Students rally, protest

Sen. Mitch McConnell was greeted by more than just university staff when he visited campus Jan. 16 – several students had also showed up to protest the Iraq war.

McConnell, who has consistently voted in favor of the war, stopped by Northern Kentucky University to hand over more than $816,000 he had secured for a College of Informatics program and the Infrastructure Management Institute.

According to junior political science major and protester Dennis Chaney, the issue wasn’t the new funding NKU was receiving, but how much more NKU could receive if America wasn’t in Iraq.

“The amount he brought here was three minutes of the Iraq war,” Chaney said. He had begun organizing the protest around nine the night before after seeing a news release on NKU’s homepage.

The protestors weren’t permitted to enter the Welcome Center room where McConnell spoke. Instead, they stood in the hallway, holding signs demanding an exit from Iraq.

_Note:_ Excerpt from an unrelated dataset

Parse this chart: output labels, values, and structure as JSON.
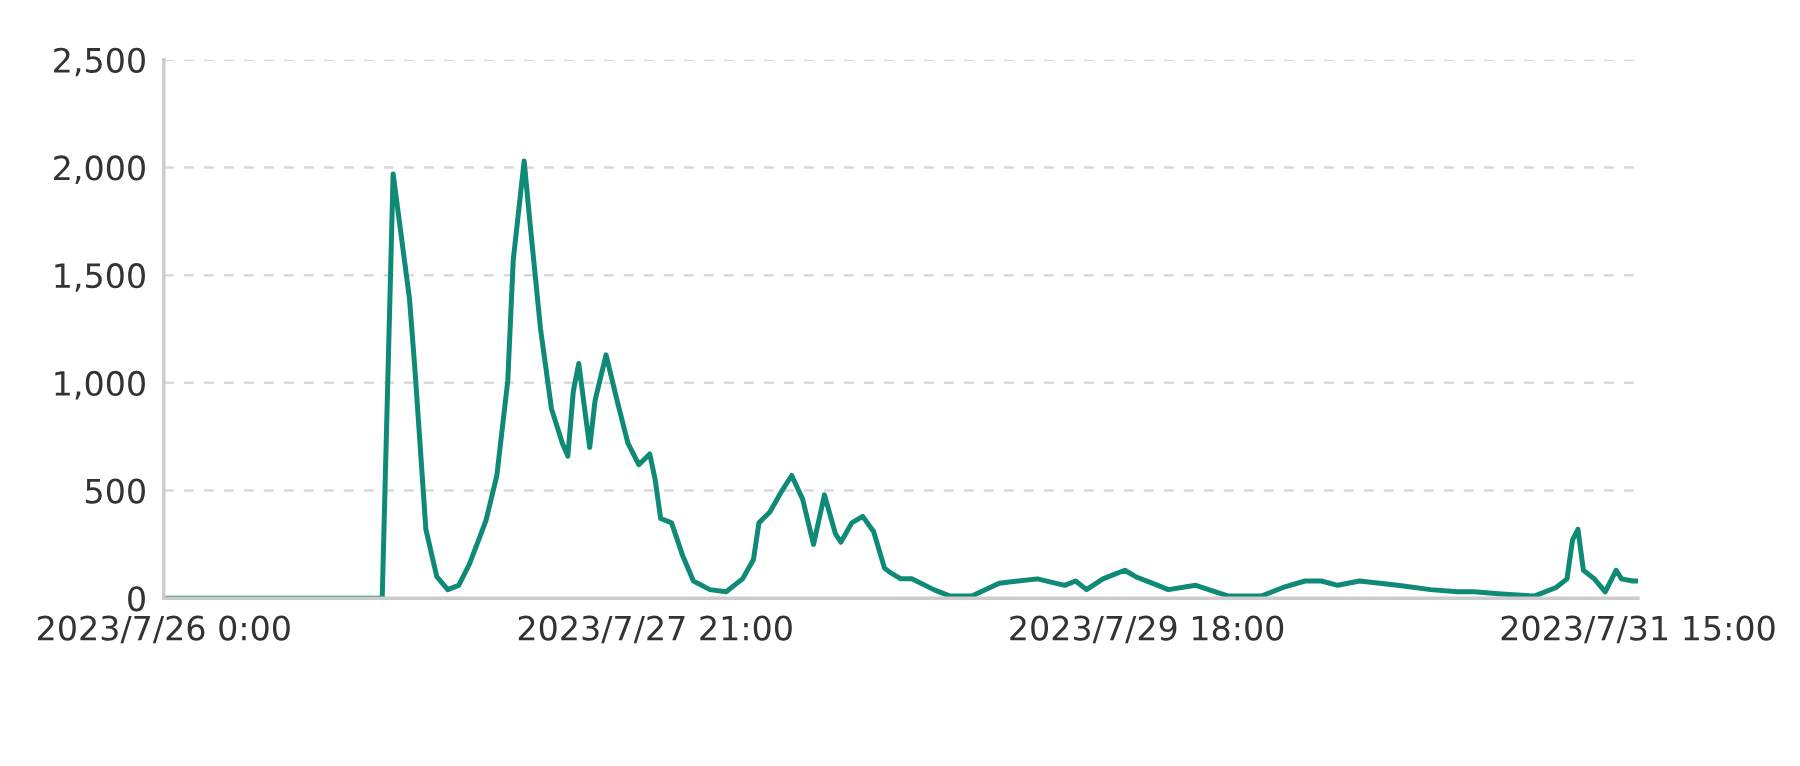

Student Government President Alyse Bender and Senator Mike Tobergta both said it seemed like a good compromise that allowed McConnell to both deliver his speech and hear the protesters’ message.

“We couldn’t have people shouting,” Bender said.

University President James Votruba noted that McConnell’s security was another concern.

“These could be students protesting or they could want to get more aggressive,” he said. “You never know.”

Nevertheless, he approved of how University Police handled the situation, and complimented the protesting students.

“Universities have always been where young people protest,” he said. “I’m glad to see students engaged.”

McConnell did not confront the protestors and Votruba said he understood why.

“That would not have been a conversation,” he said. “That was a protest.”

The money McConnell obtained for NKU will fund an Informatics project to enhance internet security, specifically intrusion detection. McConnell said that the project will help bolster jobs and businesses in the region.

The funds will also finance the Infrastructure Management Institute, which seeks to create more high-tech jobs and encourage internet entrepreneurs in the Northern Kentucky area.

“These marvelous businesses can go somewhere else or we can bring them here,” McConnell said, noting the need for more high-tech specialists proficient in math and science.

Votruba praised McConnell’s leadership in helping NKU target the e-market, noting that without the funds, NKU wouldn’t have been able to create the programs.

“We all know there’s no aspect in the humanities, sciences or arts not touched by digital technology,” he said.

The money, however, will not help NKU face down the $1.6 million it is losing from Kentucky’s legislature.

Nevertheless, Votruba said without McConnell’s aid in getting federal grants, the programs would not have been possible.